Depuis des mois, le gouvernement conservateur japonais préparait méthodiquement l'opinion publique. La remise en question de l’article 9 de la Constitution du pays, associé au souvenir de la reconstruction après la Seconde Guerre mondiale, pourrait être interprétée négativement par la population japonaise. Loin de remettre en question ce pilier du pacifisme, ces mesures s'inscrivent dans le cadre de la conception japonaise de la légitime défense. Face à l'évolution des menaces régionales, le Japon s'adapte et renforce ses moyens de protection, en toute conformité avec les principes fondamentaux de la Constitution. Il y a tout de même des réticences du côté de l’opposition qui dénonce l’absence de financement de ces mesures. Typiquement, le Parti communiste japonais (PCJ) est fermement opposé à toute modification de l'article 9, le PCJ considérant que la Constitution pacifiste est au cœur de l'identité nationale du Japon et qu'elle ne doit pas être remise en cause. Le Parti social-démocrate (PSD) s’est également montré critique envers l'interprétation extensive de l'article 9 par le gouvernement, soulignant l'importance de maintenir l'engagement du Japon envers la paix et le multilatéralisme. “Le mot « armée » est tabou. Il est donc risqué pour les autorités japonaises de s'orienter vers un réarmement.”(14)

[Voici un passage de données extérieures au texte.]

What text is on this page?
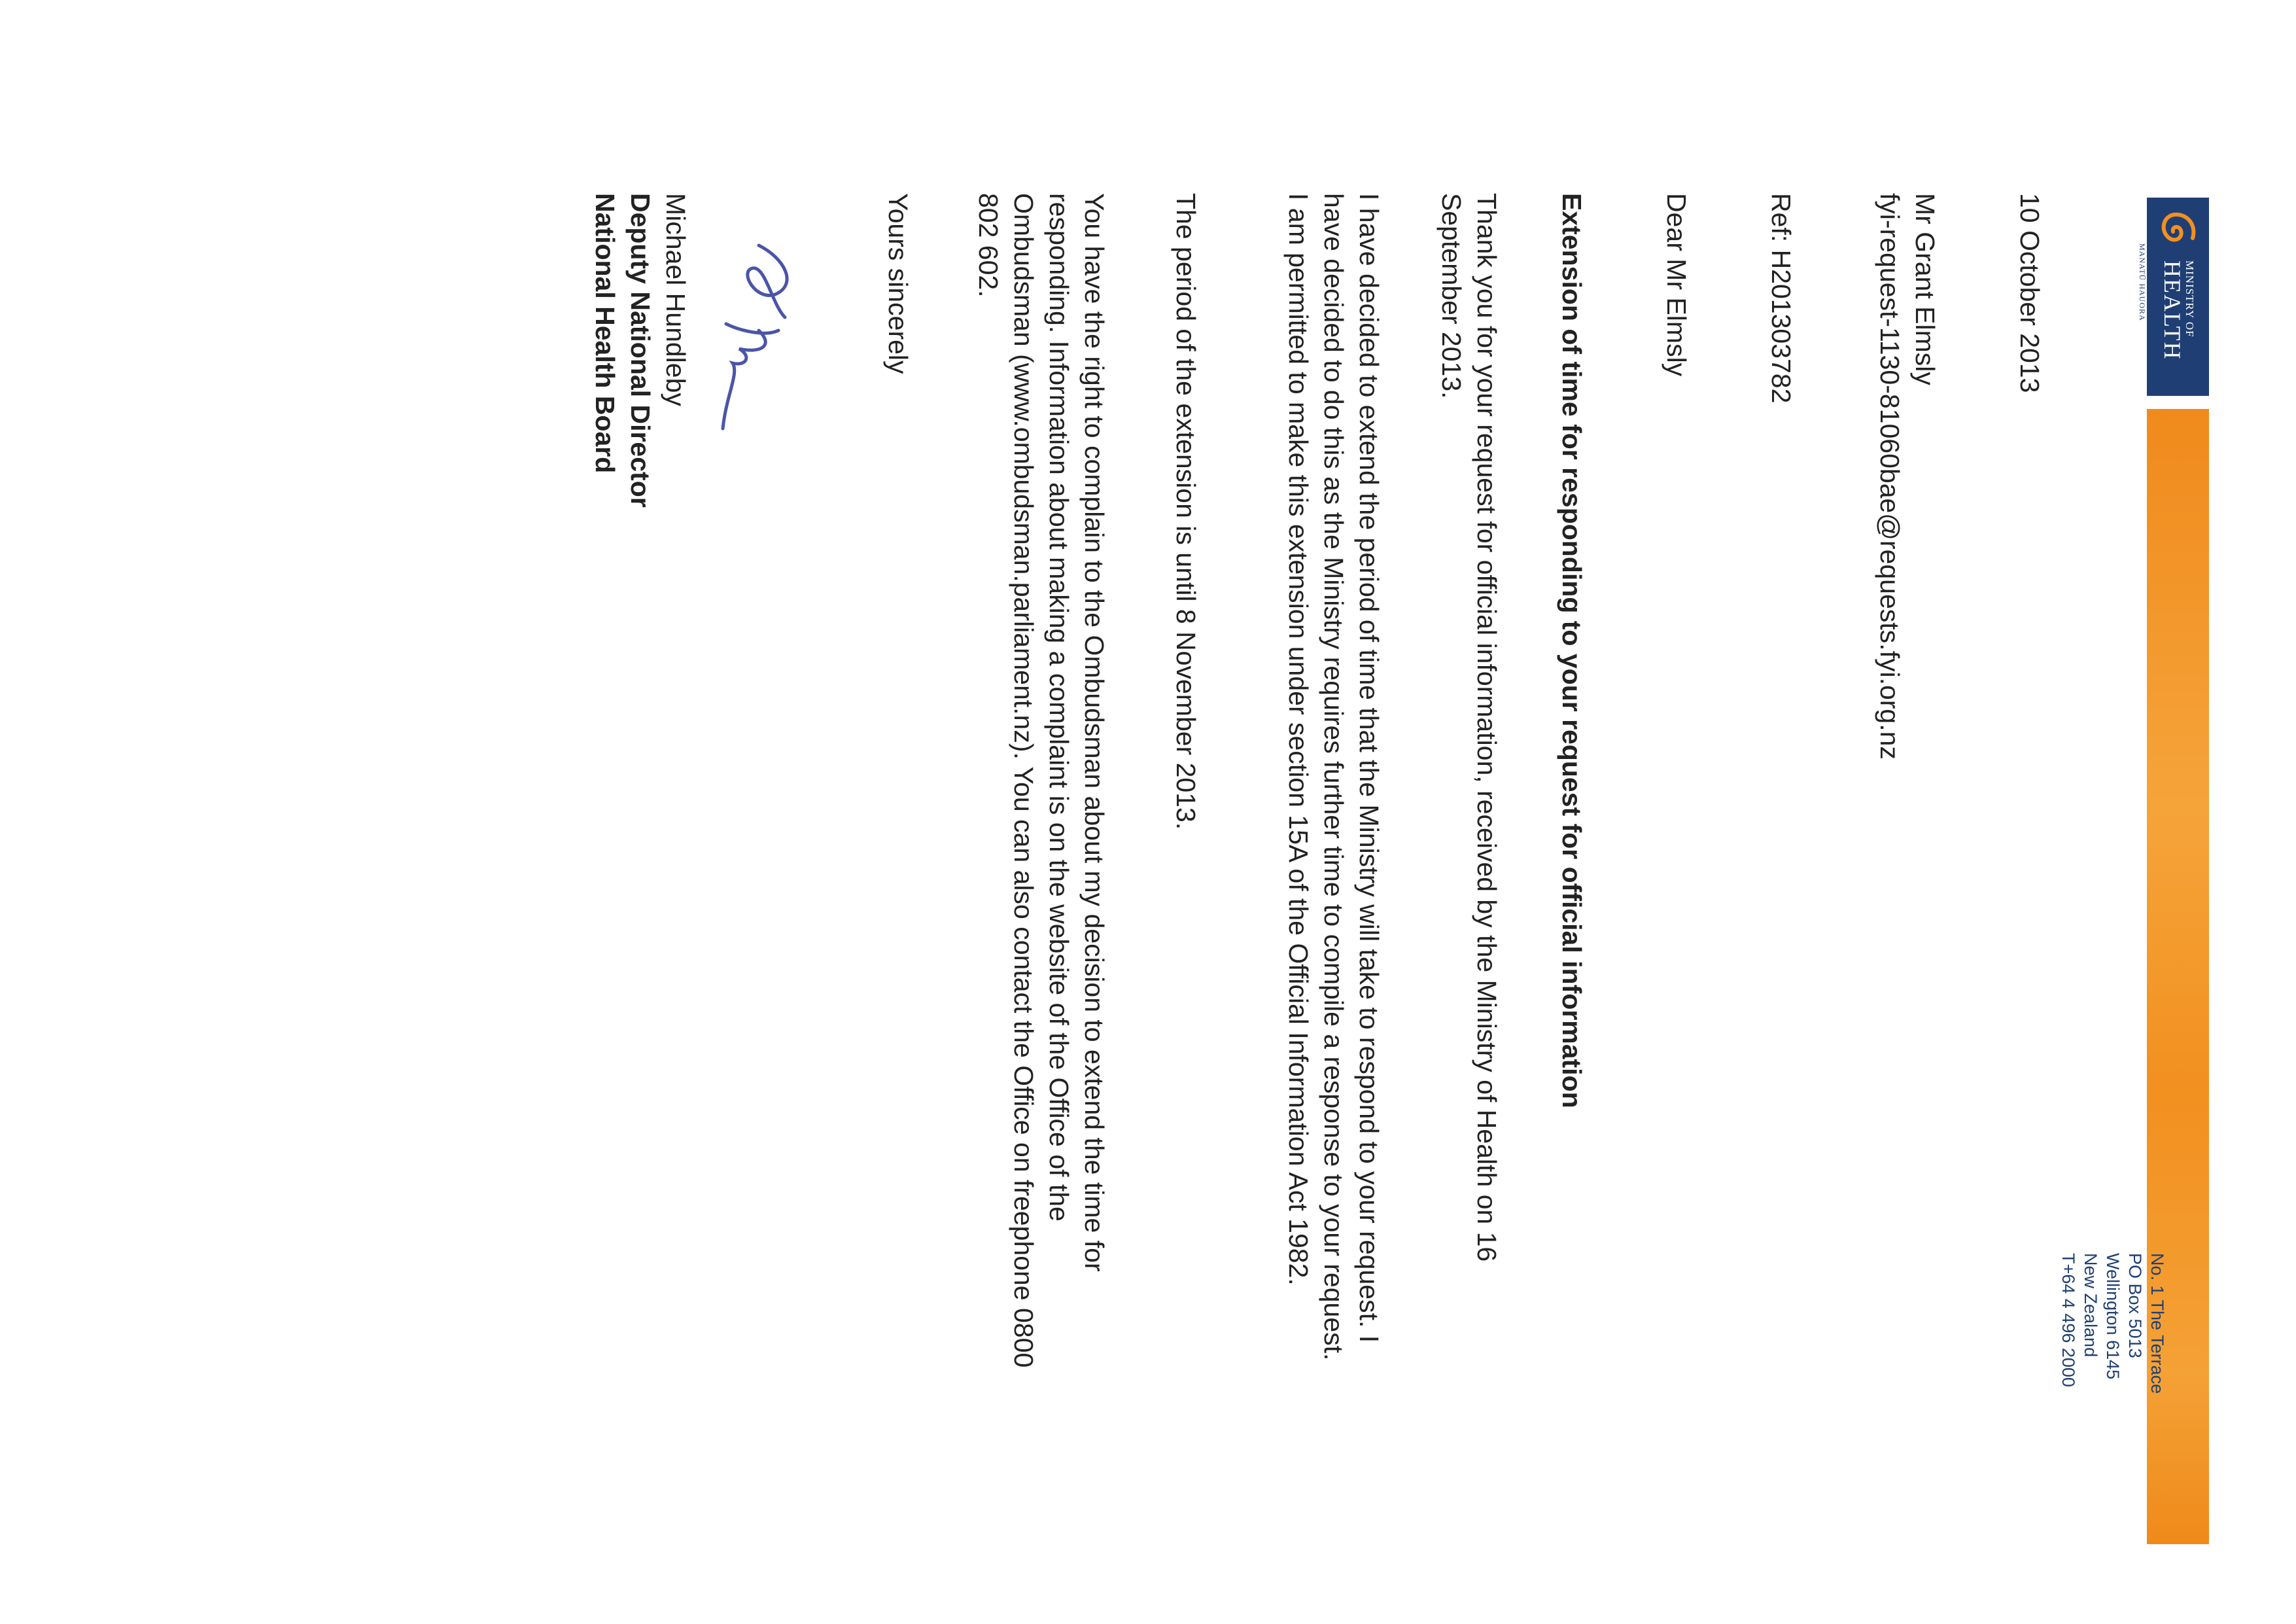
MINISTRY OF
HEALTH
MANATŪ HAUORA
No. 1 The Terrace
PO Box 5013
Wellington 6145
New Zealand
T+64 4 496 2000
10 October 2013
Mr Grant Elmsly
fyi-request-1130-81060bae@requests.fyi.org.nz
Ref: H201303782
Dear Mr Elmsly
Extension of time for responding to your request for official information
Thank you for your request for official information, received by the Ministry of Health on 16 September 2013.
I have decided to extend the period of time that the Ministry will take to respond to your request. I have decided to do this as the Ministry requires further time to compile a response to your request. I am permitted to make this extension under section 15A of the Official Information Act 1982.
The period of the extension is until 8 November 2013.
You have the right to complain to the Ombudsman about my decision to extend the time for responding. Information about making a complaint is on the website of the Office of the Ombudsman (www.ombudsman.parliament.nz). You can also contact the Office on freephone 0800 802 602.
Yours sincerely
Michael Hundleby
Deputy National Director
National Health Board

Pointant la poussée des tensions géopolitiques en Europe et en Asie, où la Corée du Nord développe son arsenal nucléaire et où la Chine se montre de plus en plus pressante, l'exécutif explique au peuple que le pays va devoir repenser en profondeur la politique de sécurité qu'il appliquait depuis la fin de la Seconde Guerre mondiale. Les Japonais prennent conscience des changements dans le monde.
Depuis l’annonce, le peuple nippon ne semblait pas s'offusquer de ces projets de remise à niveau de son armée. Dans des sondages, plus de la moitié des personnes interrogées - 64% soutenaient l'idée d'une forme de renforcement des capacités de défense du pays(15). Un sentiment croissant de menace se répand dans l'opinion publique. Ils ont le sentiment que leur environnement devient de plus en plus dangereux. Il faut dire qu’avec la militarisation chinoise, les récentes incursions aériennes autour de Taïwan, l’évolution des armées nord-coréennes avec des tirs dans la zone économique du Japon et l’apparition de nouveaux missiles non balistiques, les Japonais sont conscients que le monde a changé et que le gouvernement a besoin d’investir dans la défense nationale.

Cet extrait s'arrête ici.